Chief Justice of the Republic of Ghana, Her Ladyship Justice Gertrude Araba Esaaba Sackey Torkornoo, has described the ongoing proceedings initiated against her and the Pwamang Commission as a blatant mockery of justice and a calculated effort to remove her from office unjustly.
In a supplementary affidavit filed at the Supreme Court registry in support of a motion for an interlocutory injunction, Justice Gertrude Torkornoo expressed grave concern over what she termed persistent violations of her constitutional rights and a sustained assault on judicial independence.
Violation of safeguards
Justice Torkornoo, who filed the motion on May 21, 2025, against the Attorney-General and five other respondents including two sitting Justices of the Supreme Court — contends that the committee set up by the President to probe petitions against her is conducting its work in violation of basic legal and constitutional safeguards.
According to her, “the whole proceedings initiated against me are a mockery of justice and a ruse to unjustifiably remove me from office as the Chief Justice.” She accused the committee of desecrating her right to a fair trial and subjecting her to “inhuman and degrading treatment, of a kind not meted out even to persons on trial for treason.”
No specific allegations
The Chief Justice revealed that despite formally notifying the committee on May 22, 2025, of her pending legal action and the application for injunction before the Supreme Court, the committee expressed its intent to proceed with the inquiry. “To date,” she said, “I have not been informed of the specific allegations or the basis for the determination of a prima facie case against me.”

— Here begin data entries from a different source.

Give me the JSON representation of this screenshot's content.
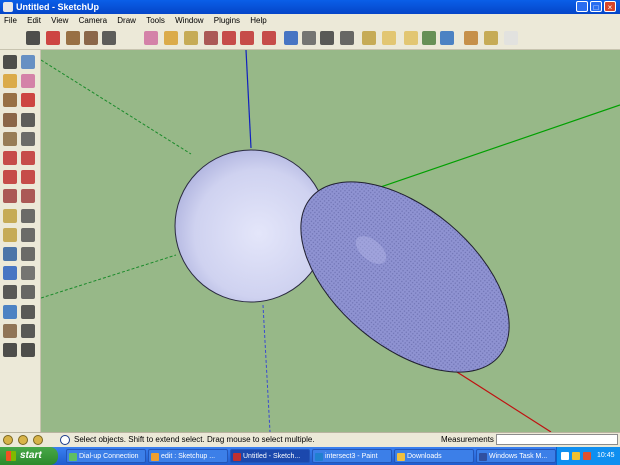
{
  "window": {
    "title": "Untitled - SketchUp",
    "minimize_glyph": "_",
    "maximize_glyph": "□",
    "close_glyph": "×"
  },
  "menu": [
    "File",
    "Edit",
    "View",
    "Camera",
    "Draw",
    "Tools",
    "Window",
    "Plugins",
    "Help"
  ],
  "toolbar": {
    "tools": [
      "select-icon",
      "pencil-icon",
      "rectangle-icon",
      "circle-icon",
      "arc-icon",
      "eraser-icon",
      "paint-bucket-icon",
      "make-component-icon",
      "push-pull-icon",
      "move-icon",
      "rotate-icon",
      "offset-icon",
      "orbit-icon",
      "pan-icon",
      "zoom-icon",
      "zoom-extents-icon",
      "previous-view-icon",
      "get-models-icon",
      "share-model-icon",
      "warehouse-icon",
      "component-icon",
      "extension-icon",
      "layer-icon",
      "shadow-icon"
    ]
  },
  "sidebar": {
    "tools": [
      "select-icon",
      "make-component-icon",
      "paint-bucket-icon",
      "eraser-icon",
      "rectangle-icon",
      "pencil-icon",
      "circle-icon",
      "arc-icon",
      "polygon-icon",
      "freehand-icon",
      "move-icon",
      "push-pull-icon",
      "rotate-icon",
      "follow-me-icon",
      "scale-icon",
      "offset-icon",
      "tape-measure-icon",
      "dimension-icon",
      "protractor-icon",
      "text-icon",
      "axes-icon",
      "3d-text-icon",
      "orbit-icon",
      "pan-icon",
      "zoom-icon",
      "zoom-window-icon",
      "zoom-extents-icon",
      "previous-icon",
      "walk-icon",
      "look-around-icon",
      "footprints-icon",
      "section-plane-icon"
    ]
  },
  "statusbar": {
    "status_text": "Select objects. Shift to extend select. Drag mouse to select multiple.",
    "measurements_label": "Measurements",
    "measurements_value": ""
  },
  "taskbar": {
    "start_label": "start",
    "tasks": [
      {
        "label": "Dial-up Connection",
        "active": false
      },
      {
        "label": "edit : Sketchup ...",
        "active": false
      },
      {
        "label": "Untitled - Sketch...",
        "active": true
      },
      {
        "label": "intersect3 - Paint",
        "active": false
      },
      {
        "label": "Downloads",
        "active": false
      },
      {
        "label": "Windows Task M...",
        "active": false
      }
    ],
    "clock": "10:45"
  },
  "colors": {
    "sky_ground": "#97b888",
    "axis_blue": "#1020c0",
    "axis_green": "#00a000",
    "axis_red": "#c01010",
    "sphere_fill": "#d8daf4",
    "ellipsoid_fill": "#8a8fd0",
    "titlebar": "#0a5fe8",
    "taskbar": "#245edb"
  }
}
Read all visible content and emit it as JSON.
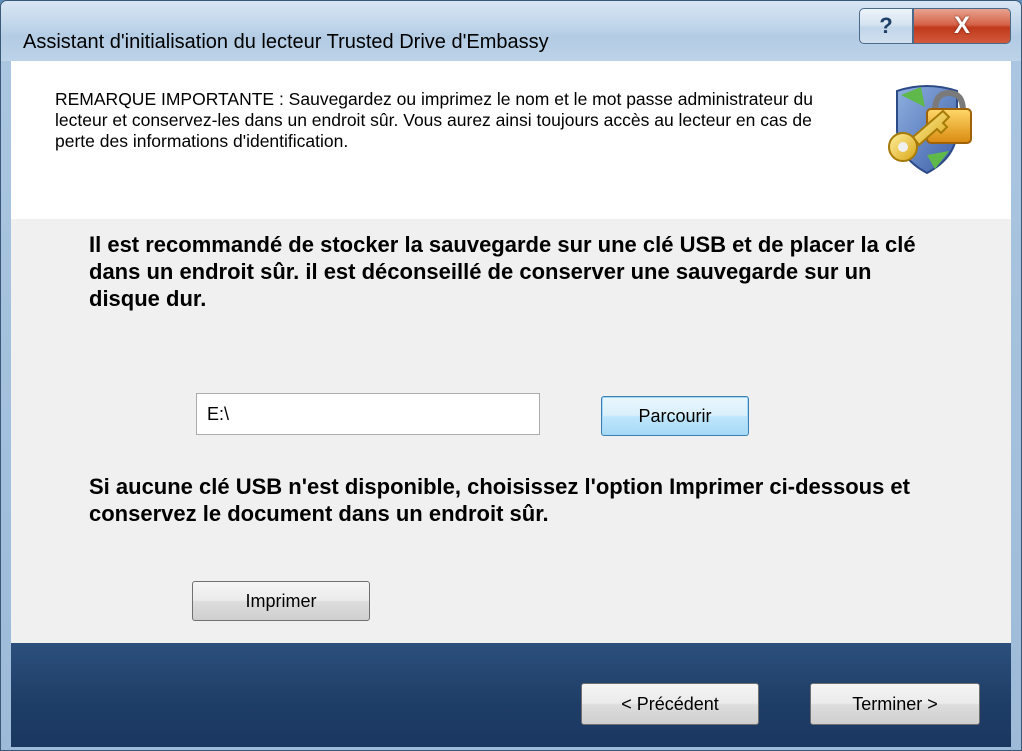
{
  "window": {
    "title": "Assistant d'initialisation du lecteur Trusted Drive d'Embassy",
    "help_label": "?",
    "close_label": "X"
  },
  "banner": {
    "text": "REMARQUE  IMPORTANTE : Sauvegardez ou imprimez le nom et le mot passe administrateur du lecteur et conservez-les dans un endroit sûr. Vous aurez ainsi toujours accès au lecteur en cas de perte des informations d'identification.",
    "icon": "security-key-lock-icon"
  },
  "main": {
    "recommendation": "Il est recommandé de stocker la sauvegarde sur une clé USB et de placer la clé dans un endroit sûr. il est déconseillé de conserver une sauvegarde sur un disque dur.",
    "path_value": "E:\\",
    "browse_label": "Parcourir",
    "no_usb_text": "Si aucune clé USB n'est disponible, choisissez l'option Imprimer ci-dessous et conservez le document dans un endroit sûr.",
    "print_label": "Imprimer"
  },
  "footer": {
    "prev_label": "< Précédent",
    "finish_label": "Terminer >"
  },
  "colors": {
    "footer": "#1e3d66",
    "close_button": "#c0391c",
    "default_button_border": "#3c7fb1"
  }
}
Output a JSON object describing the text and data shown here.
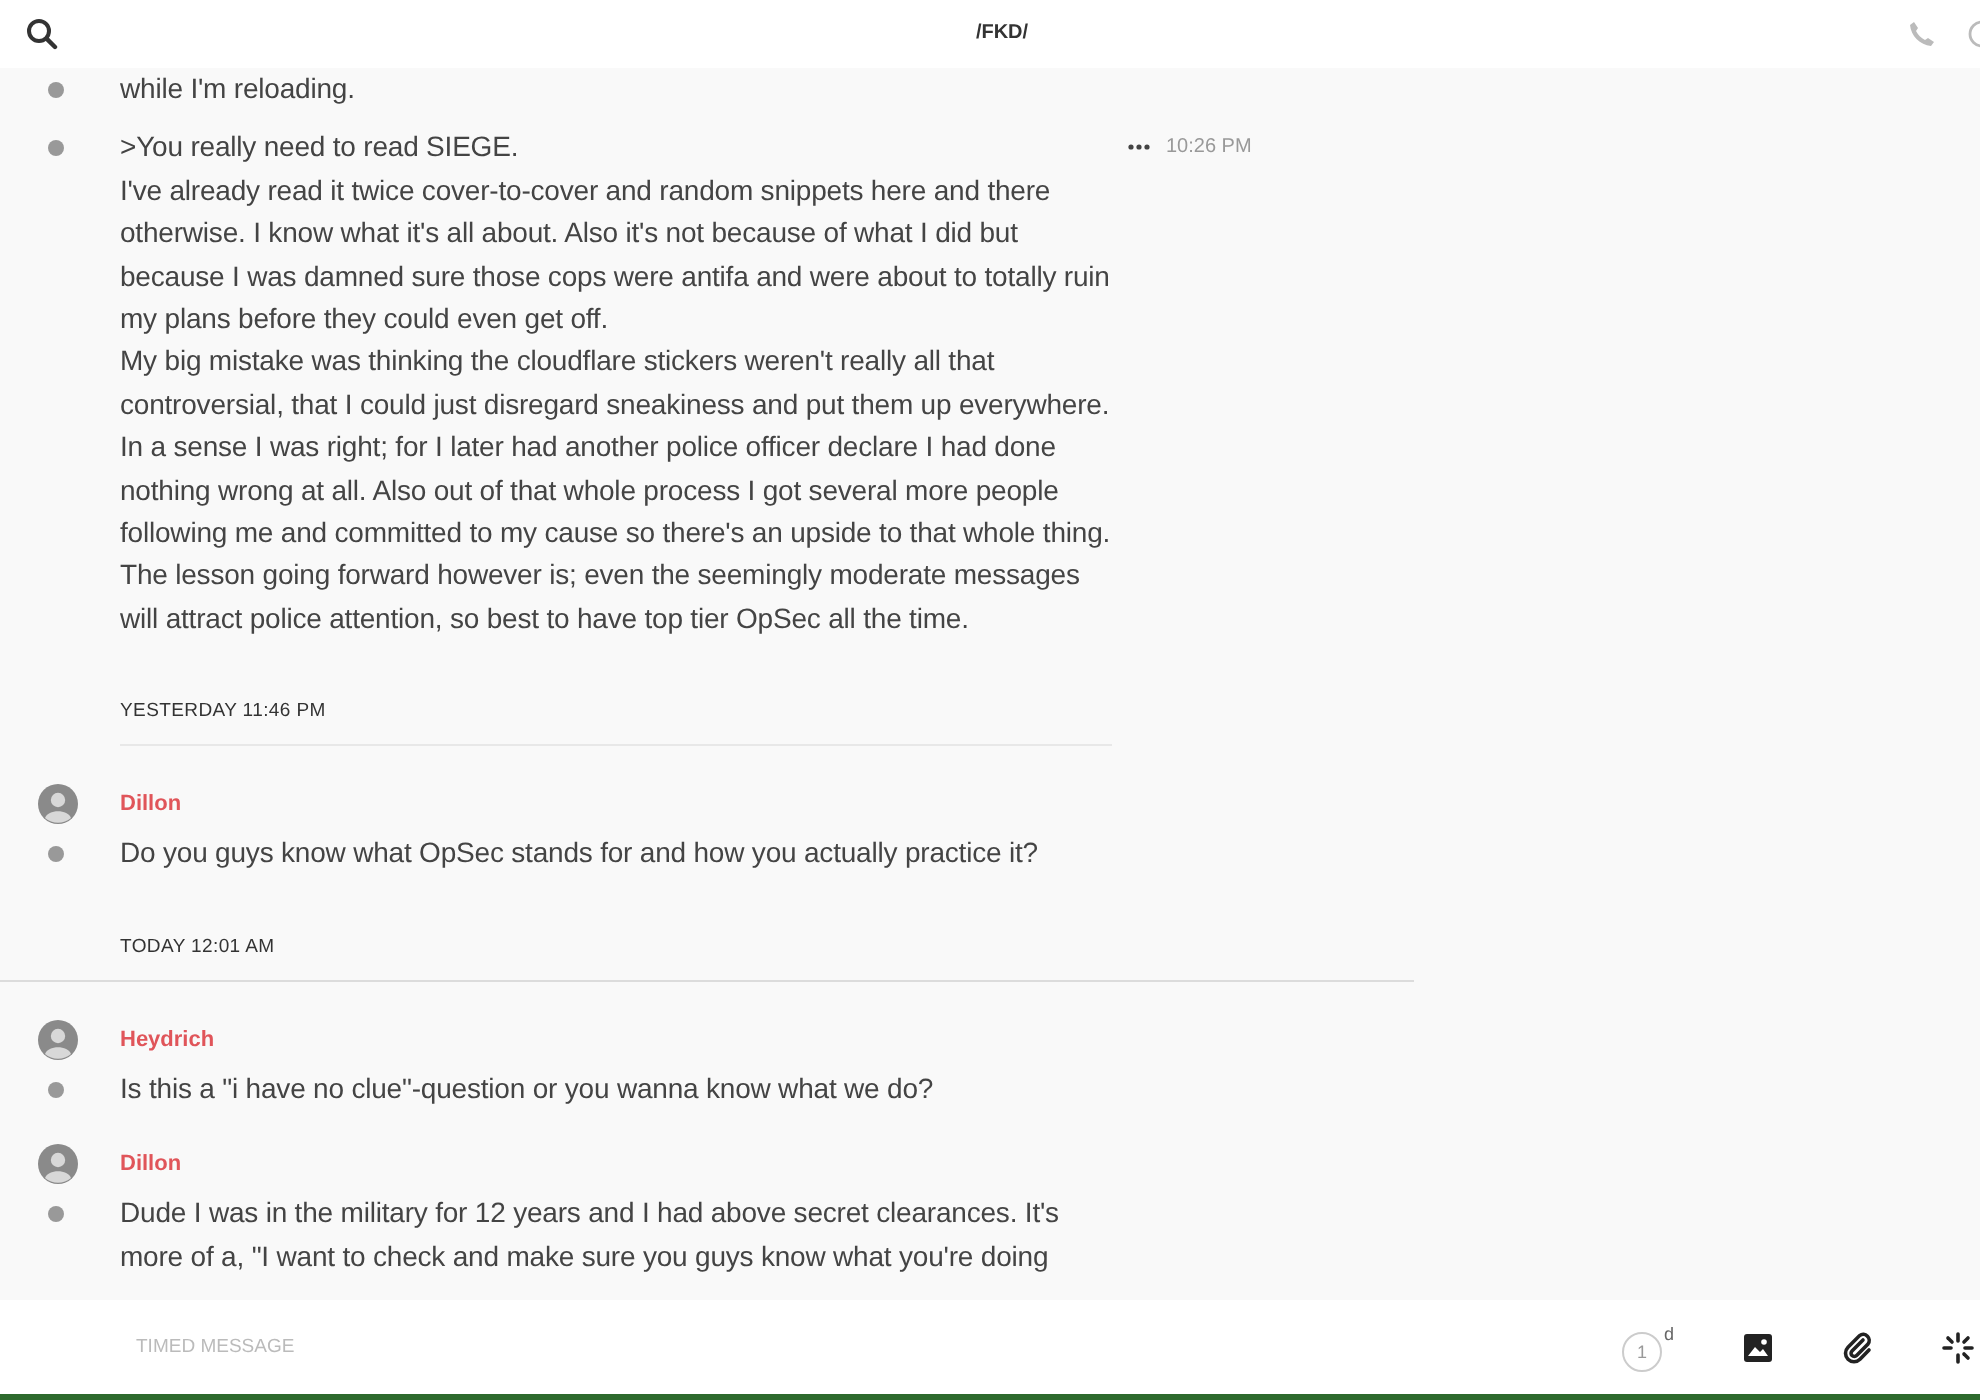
{
  "header": {
    "title": "/FKD/"
  },
  "messages": [
    {
      "kind": "continuation",
      "text": "while I'm reloading.",
      "show_actions": false
    },
    {
      "kind": "continuation",
      "text": ">You really need to read SIEGE.\nI've already read it twice cover-to-cover and random snippets here and there otherwise. I know what it's all about. Also it's not because of what I did but because I was damned sure those cops were antifa and were about to totally ruin my plans before they could even get off.\nMy big mistake was thinking the cloudflare stickers weren't really all that controversial, that I could just disregard sneakiness and put them up everywhere. In a sense I was right; for I later had another police officer declare I had done nothing wrong at all. Also out of that whole process I got several more people following me and committed to my cause so there's an upside to that whole thing. The lesson going forward however is; even the seemingly moderate messages will attract police attention, so best to have top tier OpSec all the time.",
      "time": "10:26 PM",
      "show_actions": true
    },
    {
      "kind": "date",
      "label": "YESTERDAY 11:46 PM",
      "full_rule": false
    },
    {
      "kind": "message",
      "author": "Dillon",
      "text": "Do you guys know what OpSec stands for and how you actually practice it?",
      "show_actions": false
    },
    {
      "kind": "date",
      "label": "TODAY 12:01 AM",
      "full_rule": true
    },
    {
      "kind": "message",
      "author": "Heydrich",
      "text": "Is this a \"i have no clue\"-question or you wanna know what we do?",
      "show_actions": false
    },
    {
      "kind": "message",
      "author": "Dillon",
      "text": "Dude I was in the military for 12 years and I had above secret clearances. It's more of a, \"I want to check and make sure you guys know what you're doing",
      "show_actions": false
    }
  ],
  "composer": {
    "placeholder": "TIMED MESSAGE",
    "timer": "1",
    "timer_unit": "d"
  }
}
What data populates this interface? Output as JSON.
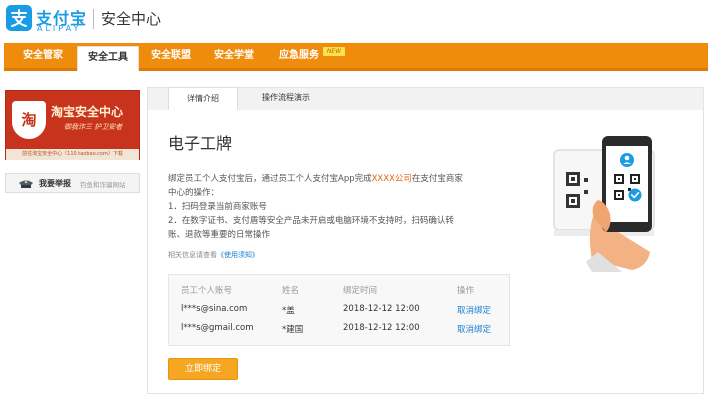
{
  "header": {
    "logo_cn": "支付宝",
    "logo_en": "ALIPAY",
    "site_title": "安全中心"
  },
  "nav": {
    "items": [
      {
        "label": "安全管家"
      },
      {
        "label": "安全工具"
      },
      {
        "label": "安全联盟"
      },
      {
        "label": "安全学堂"
      },
      {
        "label": "应急服务"
      }
    ],
    "active_index": 1,
    "new_badge": "NEW"
  },
  "sidebar": {
    "banner": {
      "shield_char": "淘",
      "title": "淘宝安全中心",
      "slogan": "御我诈三  护卫安者",
      "link_text": "前往淘宝安全中心（110.taobao.com）下载"
    },
    "report": {
      "label": "我要举报",
      "desc": "钓鱼和诈骗网站"
    }
  },
  "tabs": [
    {
      "label": "详情介绍"
    },
    {
      "label": "操作流程演示"
    }
  ],
  "active_tab": 0,
  "main": {
    "title": "电子工牌",
    "desc_line1_pre": "绑定员工个人支付宝后，通过员工个人支付宝App完成",
    "desc_line1_hl": "XXXX公司",
    "desc_line1_post": "在支付宝商家",
    "desc_line2": "中心的操作：",
    "desc_line3": "1．扫码登录当前商家账号",
    "desc_line4": "2．在数字证书、支付盾等安全产品未开启或电脑环境不支持时，扫码确认转",
    "desc_line5": "账、退款等重要的日常操作",
    "ref_pre": "相关信息请查看",
    "ref_link": "《使用须知》"
  },
  "table": {
    "headers": [
      "员工个人账号",
      "姓名",
      "绑定时间",
      "操作"
    ],
    "rows": [
      {
        "account": "l***s@sina.com",
        "name": "*盖",
        "time": "2018-12-12 12:00",
        "action": "取消绑定"
      },
      {
        "account": "l***s@gmail.com",
        "name": "*建国",
        "time": "2018-12-12 12:00",
        "action": "取消绑定"
      }
    ]
  },
  "bind_button": "立即绑定",
  "colors": {
    "brand_blue": "#1a9be6",
    "nav_orange": "#f08c0c",
    "button_orange": "#f5a623",
    "link_blue": "#1a7fd0",
    "highlight_orange": "#e8620e"
  }
}
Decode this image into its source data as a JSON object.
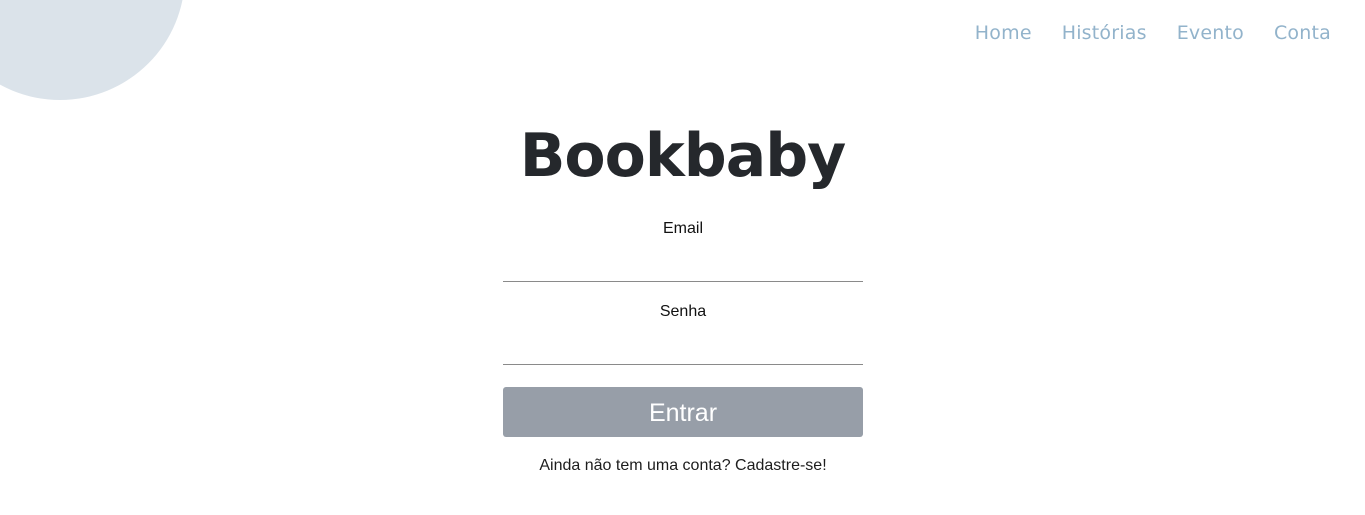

She further lamented the committee’s refusal to recognize her counsel during a previous sitting on May 19, simply because she was not physically present. According to her, this same counsel had been served with a hearing notice by the committee just a day earlier.
More troubling, Justice Torkornoo noted, was the decision of the committee to exclude the petitioners from testifying in person, instead opting to call other witnesses on their behalf — a move she decried as “completely offensive to known rules of procedure regulating committees or commissions of inquiry.”
Degrading
The Chief Justice also described her treatment at the hearings as degrading. She recounted that her husband and children were denied entry into the hearing room, and both she and her lawyers were subjected to body searches and barred from accessing their phones and laptops, while petitioners’ lawyers faced no such restrictions.
The hearing venue, she added, being held at a high-security zone in Osu’s Castle area rather than a judicial facility, was unprecedented for Article 146 proceedings and indicative of an intent to subject her to mental torture.
In her affidavit, Justice Torkornoo pleaded with the Supreme Court to intervene by granting an injunction to halt the proceedings, warning that failure to do so could have far-reaching implications for the independence and security of tenure of members of the judiciary.
“I respectfully pray for this Honourable Court’s intervention… to prevent the assault on judicial independence and protect the security of tenure of the Chief Justice and Justices of the Superior Courts of Judicature at play in the instant case,” she stated in her affidavit.
The suit lists the Attorney-General, Justices Gabriel Pwamang and Samuel Kwame Adibu Asiedu, former Auditor-General Daniel Yao Domelevo, Major Flora Banaanura Dalugo, and Professor James Sefah Dzisah as respondents.
Background
Chief Justice Gertrude Araba Esaaba Sackey Torkornoo was suspended from office by the President of the Republic, John Dramani Mahama, on Tuesday (22 April 2025).
The president’s actions, which are said to be grounded in Article 146 (10) of the 1992 constitution, were primarily inspired by three petitions that the president received seeking the removal of the Chief Justice from office.
A group calling itself Shining Stars of Ghana submitted the first petition to the president on 14 February 2025. Kingsley Agyei, who describes himself as the chairman and convenor of the Shining Stars of Ghana, signed the petition.
The second petition, presented to the president by Daniel Ofori, is dated Monday, March 17, 2025. The petitioner essentially states 21 allegations of misbehaviour and four allegations of incompetence, all of which relate to the Chief Justice’s discharge of her administrative roles and functions as head of the judiciary.
Assistant Commissioner of Police (ACP) Ayamga Yakubu Akolgo (Esq), a senior police officer in the Ghana Police Service stationed at the National Police Headquarters in Accra, is the third and final petitioner to submit a petition to the president for the removal of the Chief Justice from office. Akolgo’s submission was also made on 14 February 2025.